Lange Übergangszeiten

Die überarbeitete neue Bauproduktenverordnung (BauPVO EU 2024/3110) tritt zunächst parallel zu der seit vielen Jahren bestehenden BauPVO EU 305/2011 in Kraft. Damit soll eine durchgängige CE-Kennzeichnung von Bauprodukten nach harmonisierten Produktnormen sichergestellt sein, wenn neue Produktnormen unter der neuen BauPVO harmonisiert werden. Die Verpflichtung, die Anforderungen der neuen BauPVO zu erfüllen, besteht für die Hersteller also erst dann, wenn die für ihr Produkt relevante Produktnorm unter der neuen BauPVO harmonisiert wird (d.h. im Amtsblatt der EU gelistet ist) und die entsprechende (einjährige) Koexistenzperiode abgelaufen ist.

Dieser Umstand erklärt auch, warum die bisherige BauPVO EU 305/2011 erst nach einer insgesamt 15-jährigen Übergangszeit, also bis 2039, zurückgezogen wird.

Also, keine Panik! Wie geht´s nun weiter?

Die neue Bauproduktenverordnung (EU) 2024/3110 legt als Teil des europäischen Green Deal einen stärkeren Fokus auf Umwelt- und Nachhaltigkeitsaspekte, Produktsicherheit sowie die Kreislaufwirtschaft in der Baubranche und soll den Verbraucherschutz im Bereich des Bauens weiter stärken.

Einige wesentliche Änderungen in der neuen BauPVO für die Hersteller sind die Einführung eines digitalen Produktpasses, die Unterscheidung in Produkte für Endverbraucher und Profis, die Pflicht zur Ersatzteil-Verfügbarkeit (10 Jahre) und die Gültigkeit auch für gebrauchte Produkte.

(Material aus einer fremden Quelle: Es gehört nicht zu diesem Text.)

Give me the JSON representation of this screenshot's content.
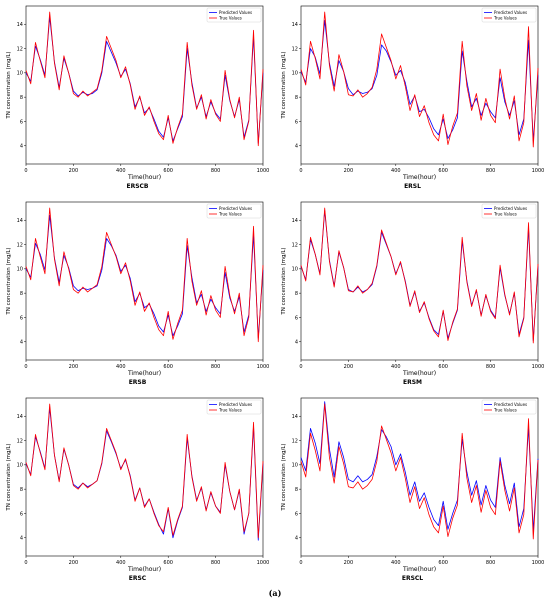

Ein weiterer Grund für die Überarbeitung der BauPVO war auch die unvollständige Berücksichtigung der Anforderungen an Bauwerke in den jeweiligen Mitgliedstaaten in den Normungsaufträgen (Mandate) für die Erarbeitung der Produktnormen an CEN. Um die Vollständigkeit für die anstehende Überarbeitung aller Produktnormen sicherzustellen, wurde der sogenannte „Acquis-Prozess“ gestartet. In diesem Verfahren wurden sämtliche Anforderungen der Mitgliedsstaaten für die verschiedenen Produktgruppen gesammelt und bilden nun die Grundlage für die Normungsaufträge, der sog. Standardization Requests.

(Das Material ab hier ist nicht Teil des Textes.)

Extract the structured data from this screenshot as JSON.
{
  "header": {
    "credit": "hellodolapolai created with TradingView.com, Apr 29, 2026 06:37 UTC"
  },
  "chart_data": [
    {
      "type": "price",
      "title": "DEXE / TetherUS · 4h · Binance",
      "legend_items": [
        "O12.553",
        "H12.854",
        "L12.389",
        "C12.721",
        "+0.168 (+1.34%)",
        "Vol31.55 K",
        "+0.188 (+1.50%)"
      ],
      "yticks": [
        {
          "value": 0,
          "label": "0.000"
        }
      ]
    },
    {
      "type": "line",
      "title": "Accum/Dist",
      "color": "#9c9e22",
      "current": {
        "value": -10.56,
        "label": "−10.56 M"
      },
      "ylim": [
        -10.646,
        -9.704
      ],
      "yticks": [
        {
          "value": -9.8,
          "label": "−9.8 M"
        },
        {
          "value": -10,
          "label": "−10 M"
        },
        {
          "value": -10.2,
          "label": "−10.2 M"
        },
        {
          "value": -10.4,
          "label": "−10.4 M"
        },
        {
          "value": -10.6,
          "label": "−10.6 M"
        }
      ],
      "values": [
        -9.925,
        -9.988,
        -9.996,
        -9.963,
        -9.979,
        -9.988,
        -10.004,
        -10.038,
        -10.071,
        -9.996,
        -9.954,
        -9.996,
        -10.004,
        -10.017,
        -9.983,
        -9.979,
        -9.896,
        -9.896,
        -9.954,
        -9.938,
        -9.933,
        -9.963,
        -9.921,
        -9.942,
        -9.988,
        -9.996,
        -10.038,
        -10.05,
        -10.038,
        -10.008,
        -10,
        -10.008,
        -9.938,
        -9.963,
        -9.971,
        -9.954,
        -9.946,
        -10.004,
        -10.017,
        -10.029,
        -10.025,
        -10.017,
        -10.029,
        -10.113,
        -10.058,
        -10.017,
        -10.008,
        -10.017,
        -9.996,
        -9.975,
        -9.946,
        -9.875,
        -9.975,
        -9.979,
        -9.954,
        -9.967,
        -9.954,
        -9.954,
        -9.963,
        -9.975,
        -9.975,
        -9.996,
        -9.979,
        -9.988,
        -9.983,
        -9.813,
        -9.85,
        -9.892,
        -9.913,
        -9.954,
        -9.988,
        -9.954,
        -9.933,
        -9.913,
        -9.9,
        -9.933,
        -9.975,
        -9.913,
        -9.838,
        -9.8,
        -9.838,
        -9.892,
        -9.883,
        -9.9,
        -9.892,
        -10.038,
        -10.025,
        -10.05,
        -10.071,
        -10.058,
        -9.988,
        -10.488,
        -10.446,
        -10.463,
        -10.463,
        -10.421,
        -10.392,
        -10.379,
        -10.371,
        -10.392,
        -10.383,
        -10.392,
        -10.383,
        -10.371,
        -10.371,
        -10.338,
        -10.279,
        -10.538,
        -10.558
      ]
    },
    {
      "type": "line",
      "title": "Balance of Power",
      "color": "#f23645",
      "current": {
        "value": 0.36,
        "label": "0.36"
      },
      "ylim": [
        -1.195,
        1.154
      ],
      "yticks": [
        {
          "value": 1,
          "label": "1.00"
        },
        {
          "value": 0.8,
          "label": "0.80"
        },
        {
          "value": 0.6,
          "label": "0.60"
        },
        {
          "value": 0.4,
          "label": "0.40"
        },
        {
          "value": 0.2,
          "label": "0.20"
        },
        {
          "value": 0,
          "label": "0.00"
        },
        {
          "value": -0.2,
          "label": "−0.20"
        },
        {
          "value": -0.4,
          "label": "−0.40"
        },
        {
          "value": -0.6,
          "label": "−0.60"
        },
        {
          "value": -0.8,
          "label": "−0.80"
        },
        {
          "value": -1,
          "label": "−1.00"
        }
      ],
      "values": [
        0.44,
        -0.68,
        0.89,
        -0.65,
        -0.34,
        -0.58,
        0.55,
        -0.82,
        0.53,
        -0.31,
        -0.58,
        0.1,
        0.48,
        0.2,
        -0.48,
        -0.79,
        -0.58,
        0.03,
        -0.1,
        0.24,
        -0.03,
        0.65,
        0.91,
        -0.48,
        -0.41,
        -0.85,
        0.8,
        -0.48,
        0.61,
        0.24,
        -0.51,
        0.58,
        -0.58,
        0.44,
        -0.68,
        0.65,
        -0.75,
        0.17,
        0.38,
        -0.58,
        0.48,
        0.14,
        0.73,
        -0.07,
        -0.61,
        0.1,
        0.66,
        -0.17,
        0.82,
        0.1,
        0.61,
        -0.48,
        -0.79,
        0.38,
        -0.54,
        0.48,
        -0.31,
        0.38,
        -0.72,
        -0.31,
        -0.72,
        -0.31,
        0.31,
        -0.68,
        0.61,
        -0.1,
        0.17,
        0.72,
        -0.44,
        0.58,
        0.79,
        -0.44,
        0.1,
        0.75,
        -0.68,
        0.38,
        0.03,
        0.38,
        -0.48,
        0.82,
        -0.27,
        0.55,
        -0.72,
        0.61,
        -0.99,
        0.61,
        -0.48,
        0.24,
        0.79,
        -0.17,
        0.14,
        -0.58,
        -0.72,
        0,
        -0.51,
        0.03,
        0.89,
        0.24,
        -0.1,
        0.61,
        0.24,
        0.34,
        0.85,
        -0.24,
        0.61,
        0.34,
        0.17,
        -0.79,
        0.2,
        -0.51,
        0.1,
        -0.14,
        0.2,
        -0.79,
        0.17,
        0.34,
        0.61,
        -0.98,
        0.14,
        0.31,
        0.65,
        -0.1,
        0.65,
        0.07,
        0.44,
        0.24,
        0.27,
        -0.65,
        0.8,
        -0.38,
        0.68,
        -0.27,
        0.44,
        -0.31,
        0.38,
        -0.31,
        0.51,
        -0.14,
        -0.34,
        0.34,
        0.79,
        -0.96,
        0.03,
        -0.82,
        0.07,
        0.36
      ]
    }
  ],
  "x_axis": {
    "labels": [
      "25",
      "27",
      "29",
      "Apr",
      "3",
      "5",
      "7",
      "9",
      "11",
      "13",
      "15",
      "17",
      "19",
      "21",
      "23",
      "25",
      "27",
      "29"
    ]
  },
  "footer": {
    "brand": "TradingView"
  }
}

Nach Abschluss des Acquis-Prozess und der Erstellung des Standardization Request (Normauftrag) für die Struktur und Überarbeitung der Produktnormen, wird die Überarbeitung der Produktnormen gestartet. Der Plan sieht vor, dass die Produktnormen dann innerhalb von drei Jahren überarbeitet sein sollten und im Anschluss von der Europäischen Kommission geprüft und harmonisiert werden.

Da momentan noch keine endgültigen Normungsaufträge für die Überarbeitung der Produktnormen für die Bauprodukte Fenster Außentüren, Innentüren, Tore von der EU Kommission bei der relevanten  Normungsorganisation CEN vorliegen und sich noch in Erarbeitung befinden, ist optimistisch betrachtet davon auszugehen, dass mit neuen Produktnormen für die Bauprodukte  Fenster, Außentüren, Innentüren, Tore auf Grundlage der neuen Bauproduktenverordnung (EU) 2024/3110 nicht vor dem Jahr 2028 zu rechnen ist.

Und bis dahin?

Wie bereits beschrieben, besteht die Verpflichtung, die Anforderungen der neuen BauPVO zu erfüllen, für die Hersteller erst dann, wenn die für ihr Produkt relevante Produktnorm unter der neuen Bauproduktenverordnung (EU) 2024/3110 harmonisiert wird (d.h. im Amtsblatt der EU gelistet ist) und die entsprechende (einjährige) Koexistenzperiode abgelaufen ist.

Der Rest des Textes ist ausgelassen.